At the 2025 SCO Tianjin summit, Xi Jinping announced that an additional ¥10 billion would be provided in loans to the SCO IBC between 2026 and 2029.

==Banks==

===Member banks===
- Development Bank of Kazakhstan
- RSK Bank (Kyrgyzstan)
- China Development Bank
- VEB.RF (Russia)
- Amonatbonk State Savings Bank (Tajikistan)
- National Bank of the Republic of Uzbekistan for Foreign Economic Activity
- Habib Bank Limited (Pakistan)
- India Infrastructure Finance Company

===Observers===
- Eurasian Development Bank
- Belarusbank
- Development Bank of Mongolia

==Belt and Road Initiative==
China has sought to use the platform to push for more cooperation under its Belt and Road Initiative. China Development Bank, one of the two main policy banks supporting the Belt and Road Initiative, had by the end of 2017 loaned $7.69 billion and 3.34 billion yuan to member banks of the SCO Interbank Consortium. The outstanding loans at the time stood at $2.05 billion and 3.3 billion yuan. At the 2018 SCO summit in Qingdao, China's paramount leader Xi Jinping pledged to set up a 30 billion yuan ($4.69 billion) for a special lending facility within the framework of the SCO Interbank Consortium. The capital would be put to use for cross-border transportation projects and industrial parks.

==SCO Development Bank==
The SCO Development Bank is a proposed multilateral financial institution. Since 2010, China has sought to expand financial cooperation under the auspices of the Shanghai Cooperation Organisation by setting up the bank. Russia however has shown skepticism to the bank and in general has prioritized security cooperation within the SCO rather than economic projects. Russia has alternatively suggested to China to buy a stake in the Russian led Eurasian Development Bank. The Asian Infrastructure Investment Bank was established in 2015 and has substituted the proposed role of the SCO Development Bank to fund infrastructure projects in the region.
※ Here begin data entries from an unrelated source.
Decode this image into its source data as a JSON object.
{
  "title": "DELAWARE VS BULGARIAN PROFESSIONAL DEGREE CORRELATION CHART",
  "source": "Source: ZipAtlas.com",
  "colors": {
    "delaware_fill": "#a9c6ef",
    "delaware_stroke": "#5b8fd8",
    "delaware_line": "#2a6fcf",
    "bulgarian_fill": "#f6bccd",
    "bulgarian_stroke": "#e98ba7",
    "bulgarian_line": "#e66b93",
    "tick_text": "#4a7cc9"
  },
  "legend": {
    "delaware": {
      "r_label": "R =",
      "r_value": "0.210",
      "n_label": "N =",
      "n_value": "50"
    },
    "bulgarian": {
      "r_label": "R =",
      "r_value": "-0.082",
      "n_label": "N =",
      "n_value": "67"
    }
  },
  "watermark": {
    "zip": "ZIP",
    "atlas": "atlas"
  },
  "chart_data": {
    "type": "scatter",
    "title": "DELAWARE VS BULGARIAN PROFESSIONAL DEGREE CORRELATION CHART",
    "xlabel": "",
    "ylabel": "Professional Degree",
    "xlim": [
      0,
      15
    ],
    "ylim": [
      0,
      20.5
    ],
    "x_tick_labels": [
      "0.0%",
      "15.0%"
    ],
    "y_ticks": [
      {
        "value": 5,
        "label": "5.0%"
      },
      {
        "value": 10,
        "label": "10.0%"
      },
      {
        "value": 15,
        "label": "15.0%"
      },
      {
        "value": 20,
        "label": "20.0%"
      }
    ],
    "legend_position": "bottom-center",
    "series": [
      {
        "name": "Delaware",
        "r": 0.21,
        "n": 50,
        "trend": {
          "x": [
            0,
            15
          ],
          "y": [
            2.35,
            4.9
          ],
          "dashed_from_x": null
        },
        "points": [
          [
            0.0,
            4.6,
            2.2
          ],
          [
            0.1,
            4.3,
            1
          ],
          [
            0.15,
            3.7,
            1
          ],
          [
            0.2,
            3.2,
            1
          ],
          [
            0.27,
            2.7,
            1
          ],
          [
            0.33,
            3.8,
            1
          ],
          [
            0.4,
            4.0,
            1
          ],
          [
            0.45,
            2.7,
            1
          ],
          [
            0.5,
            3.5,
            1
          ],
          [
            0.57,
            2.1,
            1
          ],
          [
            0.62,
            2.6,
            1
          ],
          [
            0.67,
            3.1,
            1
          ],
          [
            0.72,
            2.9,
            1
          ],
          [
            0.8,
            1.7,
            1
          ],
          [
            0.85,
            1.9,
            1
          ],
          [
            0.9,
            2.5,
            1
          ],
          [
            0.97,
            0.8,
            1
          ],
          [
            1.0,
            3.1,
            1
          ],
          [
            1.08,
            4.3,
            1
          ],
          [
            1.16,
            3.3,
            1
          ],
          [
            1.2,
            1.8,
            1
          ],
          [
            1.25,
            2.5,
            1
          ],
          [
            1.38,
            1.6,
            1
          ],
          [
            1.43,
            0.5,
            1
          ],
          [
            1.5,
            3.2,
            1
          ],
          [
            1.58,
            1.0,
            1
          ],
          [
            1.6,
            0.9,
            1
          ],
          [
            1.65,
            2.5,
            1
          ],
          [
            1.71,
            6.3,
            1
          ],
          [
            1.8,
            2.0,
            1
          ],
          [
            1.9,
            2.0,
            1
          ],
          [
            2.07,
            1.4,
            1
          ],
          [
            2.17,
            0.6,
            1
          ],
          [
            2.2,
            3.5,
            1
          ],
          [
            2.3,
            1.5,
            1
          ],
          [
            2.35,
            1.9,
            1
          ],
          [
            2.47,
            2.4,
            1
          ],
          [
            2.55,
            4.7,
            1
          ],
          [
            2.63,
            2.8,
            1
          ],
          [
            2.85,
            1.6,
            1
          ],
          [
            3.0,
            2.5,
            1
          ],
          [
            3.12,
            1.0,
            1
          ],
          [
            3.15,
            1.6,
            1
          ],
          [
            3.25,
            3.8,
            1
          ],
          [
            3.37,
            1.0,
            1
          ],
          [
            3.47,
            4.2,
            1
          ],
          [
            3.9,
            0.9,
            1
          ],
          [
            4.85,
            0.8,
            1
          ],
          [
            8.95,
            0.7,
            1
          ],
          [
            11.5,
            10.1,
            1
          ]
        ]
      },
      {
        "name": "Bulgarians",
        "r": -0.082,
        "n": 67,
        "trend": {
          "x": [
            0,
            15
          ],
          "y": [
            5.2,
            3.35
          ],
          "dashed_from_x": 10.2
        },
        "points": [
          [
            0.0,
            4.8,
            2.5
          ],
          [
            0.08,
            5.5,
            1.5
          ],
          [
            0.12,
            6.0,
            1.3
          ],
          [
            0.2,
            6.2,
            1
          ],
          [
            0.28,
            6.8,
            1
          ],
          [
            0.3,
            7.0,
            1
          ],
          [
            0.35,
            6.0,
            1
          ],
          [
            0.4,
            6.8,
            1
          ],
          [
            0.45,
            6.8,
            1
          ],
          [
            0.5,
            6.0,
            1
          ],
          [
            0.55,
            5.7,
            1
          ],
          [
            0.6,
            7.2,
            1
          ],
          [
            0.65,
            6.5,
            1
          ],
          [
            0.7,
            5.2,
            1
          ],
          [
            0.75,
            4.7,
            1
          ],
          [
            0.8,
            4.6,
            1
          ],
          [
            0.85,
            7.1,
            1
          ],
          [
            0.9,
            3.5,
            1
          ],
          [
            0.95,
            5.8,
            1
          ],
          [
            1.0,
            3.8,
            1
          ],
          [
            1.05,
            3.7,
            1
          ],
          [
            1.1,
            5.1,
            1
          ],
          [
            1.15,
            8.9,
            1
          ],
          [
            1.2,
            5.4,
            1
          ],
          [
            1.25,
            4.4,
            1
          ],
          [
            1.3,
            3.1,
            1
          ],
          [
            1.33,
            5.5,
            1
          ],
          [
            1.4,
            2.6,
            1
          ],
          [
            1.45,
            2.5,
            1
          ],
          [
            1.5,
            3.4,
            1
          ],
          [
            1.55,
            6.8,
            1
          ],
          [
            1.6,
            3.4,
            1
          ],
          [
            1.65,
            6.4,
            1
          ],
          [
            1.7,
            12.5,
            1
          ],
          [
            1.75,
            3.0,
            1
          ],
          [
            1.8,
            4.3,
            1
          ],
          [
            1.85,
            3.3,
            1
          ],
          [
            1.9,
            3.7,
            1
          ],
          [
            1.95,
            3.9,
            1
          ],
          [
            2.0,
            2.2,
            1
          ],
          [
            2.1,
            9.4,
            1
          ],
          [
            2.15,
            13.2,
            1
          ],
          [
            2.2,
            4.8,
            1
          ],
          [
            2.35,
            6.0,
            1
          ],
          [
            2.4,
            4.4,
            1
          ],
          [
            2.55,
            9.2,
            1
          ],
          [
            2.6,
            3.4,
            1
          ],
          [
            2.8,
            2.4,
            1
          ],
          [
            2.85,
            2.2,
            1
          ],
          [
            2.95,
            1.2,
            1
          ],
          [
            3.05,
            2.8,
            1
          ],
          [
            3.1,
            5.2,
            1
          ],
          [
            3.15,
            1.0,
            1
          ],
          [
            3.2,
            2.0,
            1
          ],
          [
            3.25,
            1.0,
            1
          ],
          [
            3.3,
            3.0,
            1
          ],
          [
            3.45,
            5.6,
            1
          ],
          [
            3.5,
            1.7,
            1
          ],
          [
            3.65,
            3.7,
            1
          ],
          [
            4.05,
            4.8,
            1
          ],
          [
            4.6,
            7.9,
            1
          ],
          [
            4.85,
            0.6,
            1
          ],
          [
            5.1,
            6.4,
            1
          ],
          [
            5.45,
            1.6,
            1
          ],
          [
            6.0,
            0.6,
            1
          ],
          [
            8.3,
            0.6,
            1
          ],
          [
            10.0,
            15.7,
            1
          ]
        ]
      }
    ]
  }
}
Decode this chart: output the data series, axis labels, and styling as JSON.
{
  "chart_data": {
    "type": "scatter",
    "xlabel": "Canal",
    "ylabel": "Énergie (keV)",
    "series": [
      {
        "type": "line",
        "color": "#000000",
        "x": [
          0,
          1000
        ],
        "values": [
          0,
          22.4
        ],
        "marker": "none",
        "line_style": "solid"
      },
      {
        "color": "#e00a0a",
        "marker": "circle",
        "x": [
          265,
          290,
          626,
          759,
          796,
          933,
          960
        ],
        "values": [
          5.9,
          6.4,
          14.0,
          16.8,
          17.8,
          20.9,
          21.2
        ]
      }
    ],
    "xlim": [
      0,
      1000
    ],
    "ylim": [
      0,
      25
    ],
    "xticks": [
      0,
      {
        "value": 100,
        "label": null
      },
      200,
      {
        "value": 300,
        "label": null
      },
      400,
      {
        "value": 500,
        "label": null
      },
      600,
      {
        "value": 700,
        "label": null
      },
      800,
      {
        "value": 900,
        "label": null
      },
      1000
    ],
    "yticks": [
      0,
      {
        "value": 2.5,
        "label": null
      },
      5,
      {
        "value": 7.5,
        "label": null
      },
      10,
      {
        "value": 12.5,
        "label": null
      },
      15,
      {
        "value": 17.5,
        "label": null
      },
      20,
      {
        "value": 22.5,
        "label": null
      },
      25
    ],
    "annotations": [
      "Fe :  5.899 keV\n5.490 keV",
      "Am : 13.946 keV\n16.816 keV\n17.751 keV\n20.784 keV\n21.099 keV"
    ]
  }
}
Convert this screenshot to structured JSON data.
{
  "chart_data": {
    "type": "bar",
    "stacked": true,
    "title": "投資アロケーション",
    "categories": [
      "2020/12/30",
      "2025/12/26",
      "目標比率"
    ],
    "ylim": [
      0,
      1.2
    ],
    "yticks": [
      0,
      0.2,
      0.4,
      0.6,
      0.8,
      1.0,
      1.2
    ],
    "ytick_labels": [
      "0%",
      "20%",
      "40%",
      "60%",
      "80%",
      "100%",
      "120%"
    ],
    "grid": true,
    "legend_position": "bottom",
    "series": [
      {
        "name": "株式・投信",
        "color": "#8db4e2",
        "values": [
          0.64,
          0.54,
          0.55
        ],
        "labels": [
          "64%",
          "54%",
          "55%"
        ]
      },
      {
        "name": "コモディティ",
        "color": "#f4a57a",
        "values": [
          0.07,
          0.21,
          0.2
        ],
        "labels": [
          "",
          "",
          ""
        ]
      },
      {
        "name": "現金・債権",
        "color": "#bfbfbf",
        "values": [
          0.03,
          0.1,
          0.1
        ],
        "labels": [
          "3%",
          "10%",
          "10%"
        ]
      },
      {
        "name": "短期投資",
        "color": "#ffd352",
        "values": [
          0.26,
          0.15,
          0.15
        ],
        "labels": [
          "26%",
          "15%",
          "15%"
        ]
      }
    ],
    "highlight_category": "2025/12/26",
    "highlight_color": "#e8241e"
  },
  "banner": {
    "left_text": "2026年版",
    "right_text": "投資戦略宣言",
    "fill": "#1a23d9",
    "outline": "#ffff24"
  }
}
=== 2019 SCO Bishkek summit ===
Despite the delays, there still remains support among member states for creating the bank. Pakistani Prime Minister Khan at the 2019 SCO Summit called for the bank and an SCO development fund to be expeditiously created.

=== 2025 SCO Tianjin summit ===
During the 2025 SCO Tianjin summit, held between 1 August and 1 September, General Secretary of the Chinese Communist Party Xi Jinping announced China's plans to accelerate the development of the SCO Development Bank. The United States' sanction and tariff efforts are believed to have kindled China's acceleration of the bank. It was described to be a means of establishing a new global order aimed towards economic and security-related issues, particularly in developing nations, or the "Global South" according to Xi. Reuters argued this development to be a "direct challenge to the United States," reinforced through China's announcement of its Global Governance Initiative (GGI), aimed to circumvent US and Euro-centric global order.